I would be curious to hear the same thing, with some great big old sticks. What are those, 7As? I thought all of them were too pwongy, except for the shell one, which was clearly flat with almost nothing going on(but might have helped, in conjunction with one of the others, to provide a tighter better snare sound in a mix?). But yeah, (for me) snare mic placement changes a lot with how much the snare heads are moving, and i suspect that the differences between placements might have been more apparent if the snare was moving a bit more from some bigger sticks. I would also like to have seen my own preferred snare placement(when recording others' snares) of the high shell mic, which is still 90ยบ to the shell, but way up so that it is practically mic'ing the top rim. For a one-mic solution, that usually gives me something i can work with.
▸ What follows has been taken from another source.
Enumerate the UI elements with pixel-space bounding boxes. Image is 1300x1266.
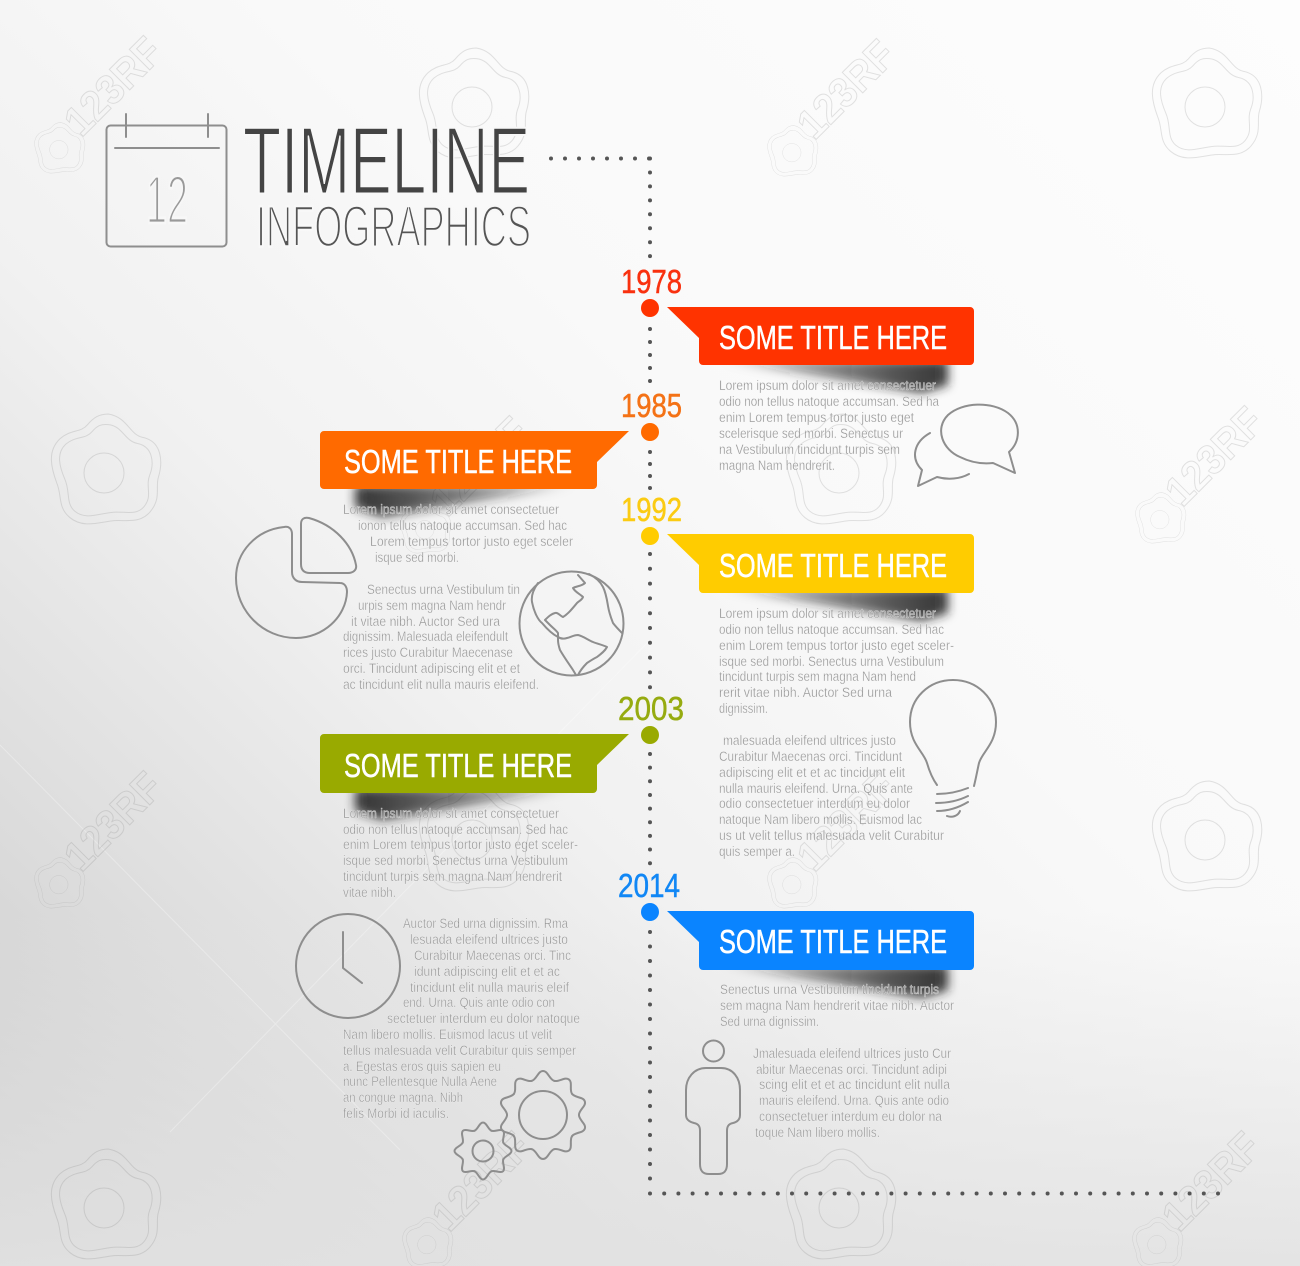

Personally, i thought that in the mic comparison, there was not nearly that much between most of them, though i suspect that in a mix, some presences or lacks would become more apparent. I was also struck that the 57 just sounded as i would expect a snare mic to sound, as it tends to. Something about the balance of the body and attack.
Now, either that Beta 98 is one strange ass microphone, or, the tuning of the drum drifted a lot between takes. A couple were like that actually, not as bad as that one, but if it is the tuning drifting around, then it does make it much more difficult to judge one or the other, actual and perceived pitch being maybe 90% of why a snare sounds the way it does in a mix. IMO.
EDIT: Listening through a second time, that snare is all over the place, tuning-wise, so the comparison really isn't all that useful to me, except to give an idea of what kind of cymbal/hi-hat/kick rejection one might get with that sort of placement between the tested microphones.